Dabei sparte Semp auch die schwierigen Momente mit den Kindern nicht aus.
"Während ich das hier schreibe, ist mir Winfried noch einmal gegenwärtig: Ständig hungrig, immer etwas Essbares findend: Kerzen, Klebstoff, Schuhcreme, Kalk aus den Wänden und in der ersten Zeit auch die eigenen Exkremente. Ein kleiner Tunichtgut." aus Eva Semps Tagebuch
"Alle gehören zu uns - das haben die Schwestern verstanden"
Und trotzdem, schreibt sie, war der Junge einer ihrer Lieblinge. In ihrem Buch findet sich auch das Foto eines Hochzeitszugs zur Kapelle auf dem Michaelshof. Es war die Trauung von Ursula Timm, Tochter des damaligen Heimleiters. Ursula Timm ist heute 90 Jahre alt und erinnert sich gut an Eva Semp und die anderen Schwestern. "Sie haben ihre ganze Zeit den Menschen hier gegeben", sagt Timm. "Sie brauchen Liebe und Verständnis. Sie gehören zu uns, zu unserer Gesellschaft. Alle gehören zu uns, das haben die Schwestern verstanden."
Nur sieben Jahre zuvor, in Nazideutschland, galten diese Kinder noch als "lebensunwert" oder als "Defektmenschen." Zwischen 1938 und 1945 ermordeten die Nazis systematisch Menschen mit Behinderungen. Allein in Mecklenburg und Pommern wurden Zehntausende getötet, darunter viele Kinder.

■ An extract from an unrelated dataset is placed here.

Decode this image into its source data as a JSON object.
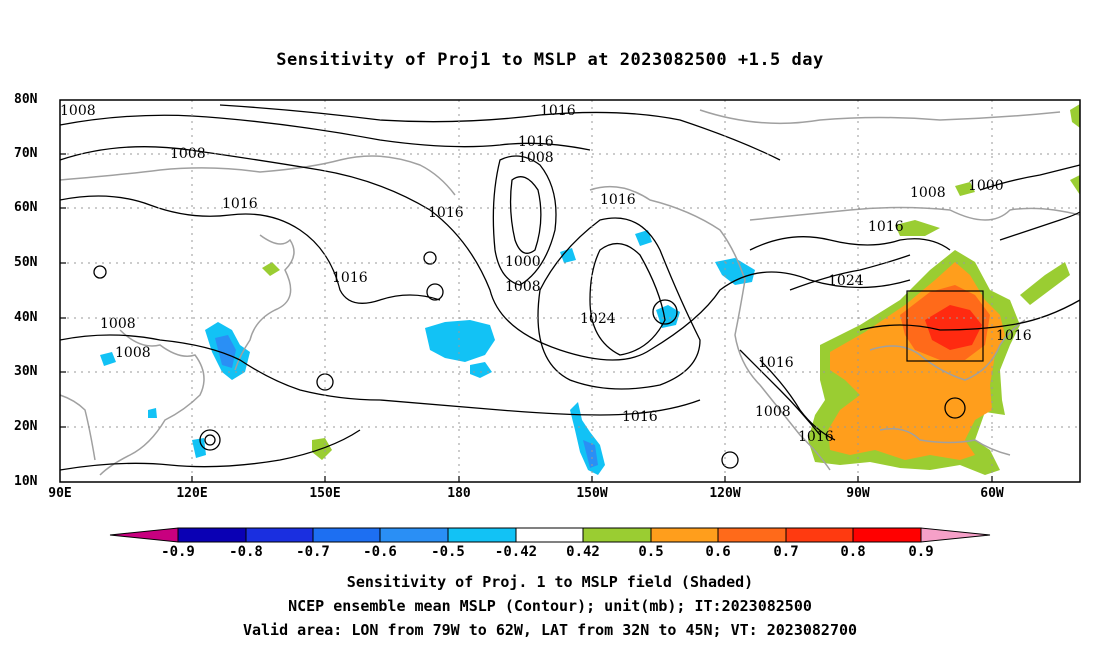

Nazis gaben vor, aus Mitleid zu morden
Kathleen Haack erforscht die NS-Verbrechen an Kindern mit Behinderungen. Perfiderweise gaben die Nazis vor, aus Mitleid zu morden. "Der Verweis auf das Mitleid war im Nationalsozialismus ein wichtiges Argument, um diese Menschen von ihrem Leid erlösen zu können - von dem sie eigentlich gar nicht erlöst werden wollten", so die Medizinhistorikerin. "Eva Semp schreibt: Diese Menschen leiden nicht. Im Gegenteil, sie sind durchaus fröhliche Menschen und wenn man sie kennenlernt, macht das Zusammenleben mit ihnen auch Spaß."
Semp ist nicht in Rostock geblieben. Bis zu ihrer Pensionierung arbeitete sie in einer Privatklinik für psychosomatische Krankheiten im bayerischen Oberstdorf als leitende Krankenschwester.
"Sie hat niemals groß Aufhebens gemacht"
Joachim Fabini, ein Verwandter, schickte dem Rechercheteam von NDR Kultur Fotos, die Eva Semp zum Beispiel beim Wandern mit ihrer Familie in den Bergen zeigt. Auf ihrem letzten Foto ist Semp 90 Jahre alt. Sie starb 2018 in Oberstdorf. "Sie hat niemals groß Aufhebens gemacht um die Sachen, die sie geleistet hat", erzählt Fabini. "Und sie hat sehr viel geleistet. Sie war in der Pflege im Altenheim auch nach ihrer Rente sehr aktiv. Sie wollte immer im Hintergrund bleiben - und helfen."
Ein Leben für Mitmenschlichkeit: Eva Semp hat in den 1950er-Jahren Maßstäbe gesetzt, die noch heute gelten.
Im kommenden Jahr wird NDR Kultur in Rostock ein virtuelles Denkmal einrichten - eine Tafel mit QR-Code, mit dem man einen Film über Eva Semp abrufen kann.